Couverture de l'ouvrage publié par David R. Godine en 1987. Ouvrage disponible sur GoogleBooks.




Lou (3)

Bestiale avec style

Elle alla au lit sans souper, sans nourrir l’ours. Dans son rêve, des personnes en vert coupaient le vent et réclamaient des parties de son corps pour les manger. «C’est à moi! C’est à moi! Non, ce morceau est trop vieux. Celui-ci est trop abîmé. Elle a des poils sur la poitrine. Emporte-la.»

Les chevaux qui tiraient le soleil s’arrêtèrent et piaffèrent. Le conducteur de char les frappa de son fouet. «Ni la neige, ni le vent, ni la pluie», leur disait-il en bafouillant. «Hue, dia, Tarzan. Hue, dia, Tony. C’est une joyeuse journée, allez-y, les gars.» Puis, quand il vit le morceau de chair qui les intimidait, il dirigea l’axe de ses roues dans une autre direction et il ne faisait pas jour à cet endroit.

Elle savait qu’elle devait se cacher, mais il n’y avait pas de creux, pas d’ours. Elle se refroidit dans l’eau, en se mettant en boule et en s’étirant, en tendant les muscles et en les détendant, car elle savait qu’elle était venue de l’eau. Elle se suçait les orteils et les doigts en faisant semblant d’être à peine née. Les vagues continuaient à lécher le rivage.

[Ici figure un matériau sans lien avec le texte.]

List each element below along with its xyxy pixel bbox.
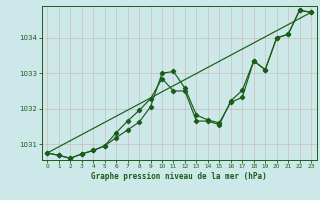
X-axis label: Graphe pression niveau de la mer (hPa): Graphe pression niveau de la mer (hPa) xyxy=(91,172,267,181)
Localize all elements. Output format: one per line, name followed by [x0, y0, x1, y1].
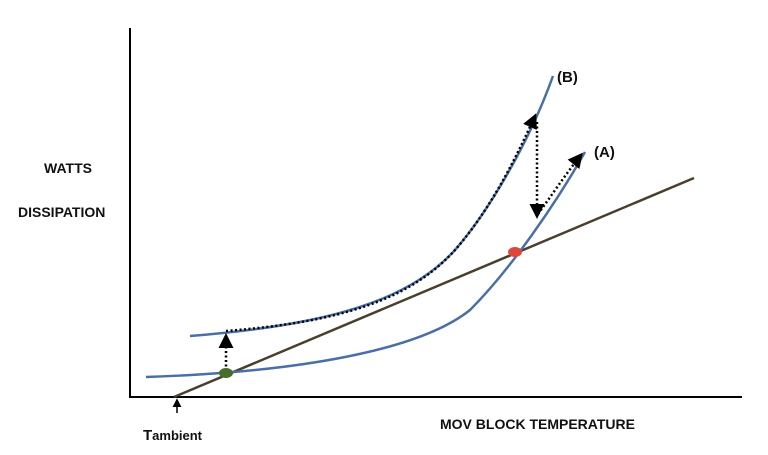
dotted-path-curve-a — [536, 152, 583, 215]
stable-point — [219, 368, 233, 378]
y-axis-label-line1: WATTS — [44, 160, 92, 176]
unstable-point — [508, 247, 522, 257]
ambient-label-main: T — [143, 427, 152, 444]
curve-b — [189, 75, 555, 338]
heat-loss-line — [173, 176, 695, 399]
curve-a — [145, 151, 587, 379]
curve-a-label: (A) — [594, 144, 615, 161]
dotted-path-curve-b — [225, 113, 537, 333]
ambient-label: Tambient — [143, 427, 203, 444]
x-axis-label: MOV BLOCK TEMPERATURE — [440, 416, 635, 432]
curve-b-label: (B) — [557, 69, 578, 86]
ambient-label-sub: ambient — [152, 428, 203, 443]
y-axis-label-line2: DISSIPATION — [18, 204, 105, 220]
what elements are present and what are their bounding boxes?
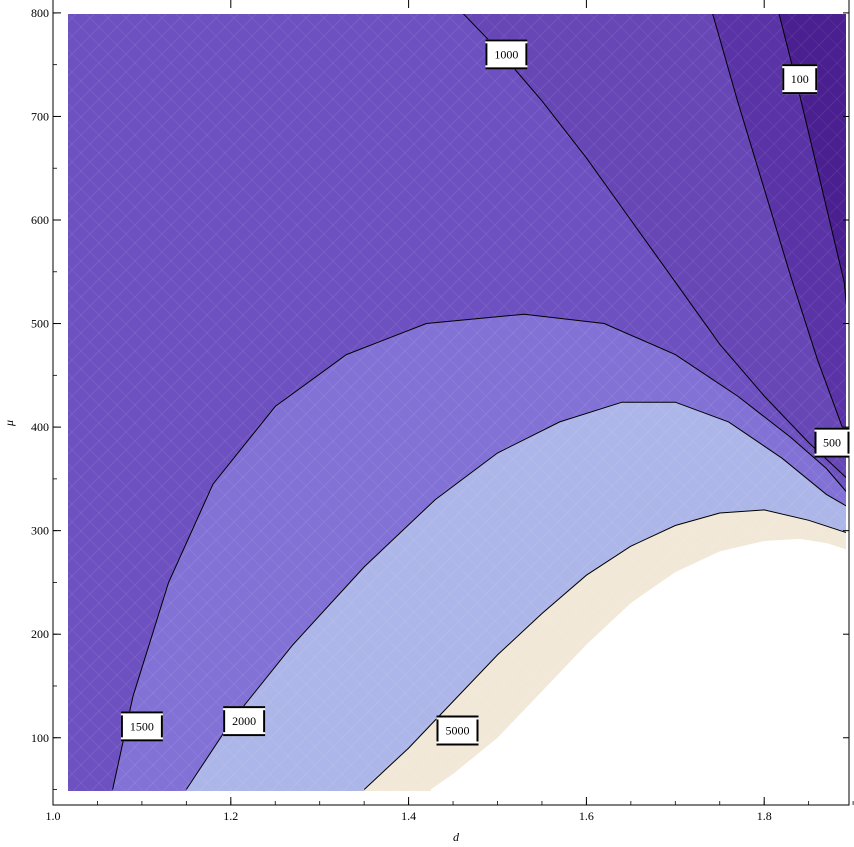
contour-line-2000 [185, 401, 846, 790]
contour-line-1000 [462, 14, 846, 479]
x-tick-label: 1.4 [401, 809, 416, 823]
x-tick-label: 1.8 [757, 809, 772, 823]
y-tick-label: 300 [31, 524, 49, 538]
contour-label-5000: 5000 [436, 715, 479, 746]
contour-line-5000 [363, 509, 846, 790]
y-tick-label: 400 [31, 420, 49, 434]
contour-label-text: 5000 [445, 724, 469, 738]
contour-label-text: 1500 [130, 719, 154, 733]
contour-label-box [120, 711, 163, 742]
y-tick-label: 700 [31, 109, 49, 123]
contour-label-text: 2000 [232, 714, 256, 728]
contour-label-box [485, 39, 528, 70]
contour-label-box [782, 64, 818, 95]
contour-label-500: 500 [814, 427, 850, 458]
contour-label-box [223, 706, 266, 737]
contour-label-1500: 1500 [120, 711, 163, 742]
y-tick-label: 100 [31, 731, 49, 745]
plot-border [52, 0, 850, 806]
contour-label-1000: 1000 [485, 39, 528, 70]
y-tick-label: 800 [31, 6, 49, 20]
contour-label-100: 100 [782, 64, 818, 95]
y-axis-title: μ [2, 420, 16, 427]
contour-label-text: 1000 [494, 47, 518, 61]
contour-label-text: 100 [791, 72, 809, 86]
axis-ticks: 1.0 1.2 1.4 1.6 1.8 100 200 300 400 500 600 700 800 [31, 0, 854, 823]
y-tick-label: 200 [31, 627, 49, 641]
y-tick-label: 500 [31, 317, 49, 331]
contour-label-2000: 2000 [223, 706, 266, 737]
x-tick-label: 1.2 [223, 809, 238, 823]
x-axis-title: d [453, 830, 460, 844]
plot-texture [68, 14, 846, 791]
plot-frame [52, 0, 850, 806]
contour-label-box [814, 427, 850, 458]
x-tick-label: 1.6 [579, 809, 594, 823]
contour-line-1500 [112, 313, 846, 790]
contour-label-box [436, 715, 479, 746]
contour-labels: 100 500 1000 1500 2000 5000 [120, 39, 850, 746]
x-tick-label: 1.0 [46, 809, 61, 823]
y-tick-label: 600 [31, 213, 49, 227]
contour-label-text: 500 [823, 436, 841, 450]
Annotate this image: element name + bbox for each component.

«Ce n’était pas très malin», dit le Diable dans la nuit, «de commettre un acte de bestialité avec un vieil animal de compagnie tout à fait défraîchi. Un tatou, en fait, pourrait au moins avoir été original; un peu plus un défi. La bestialité est très bien en soi, mais il faut le faire avec style. Tu n’as jamais rien fait avec style, n’est-ce pas ? Tu n’es qu’une sorte de vieille bâche de femme, tu n’as aucune originalité, aucune grâce. Quand ton amant s’en est allé avec cette petite fille encore verte, tu as dit les choses les plus vulgaires, tu as écrit sur les trottoirs avec une craie comme un enfant, alors que tu aurais pu dire à la place qu’il n’était pas un beau parti. Après cela, tu as couru après le patron — imagine ça, avoir aussi peu d’imagination — et quand il t’a baisée, tu as fait en sorte que ce ne soit pas sur les cartes les plus précieuses. Tu n’as aucune fierté, aucun respect de toi. Un abominable homme des neiges aurait pu être recherché, ou tu aurais pu essayer quelque chose de plus raffiné, comme une intéressante sorte de campagnol d’eau. L’os pénien du lemming, sais-tu, ne peut être vu que sous une loupe. Il y a un prêtre dans l’Arctique qui en a une collection; j’aurais pu t’en parler, si seulement tu avais écouté. L’ennui avec vous, les filles de l’Ontario, c’est que vous ne réussissez jamais à acquérir le moindre raffinement. Tu te trompes toi-même avec cet ours : il est à peu près aussi intéressant qu’une ottomane : que toi, en fait. Sois une bonne fille, maintenant, et va-t-en. Aucune étoile ne tombera à portée de toi.»

L’ours vint vers elle. Son souffle était infiniment lourd et doux. Elle prit conscience qu’il la surveillait. C’était le matin. Il devait être affamé. Elle se leva lentement avec lourdeur et ouvrit pour eux deux une boîte de haricots. Ils les mangèrent froids.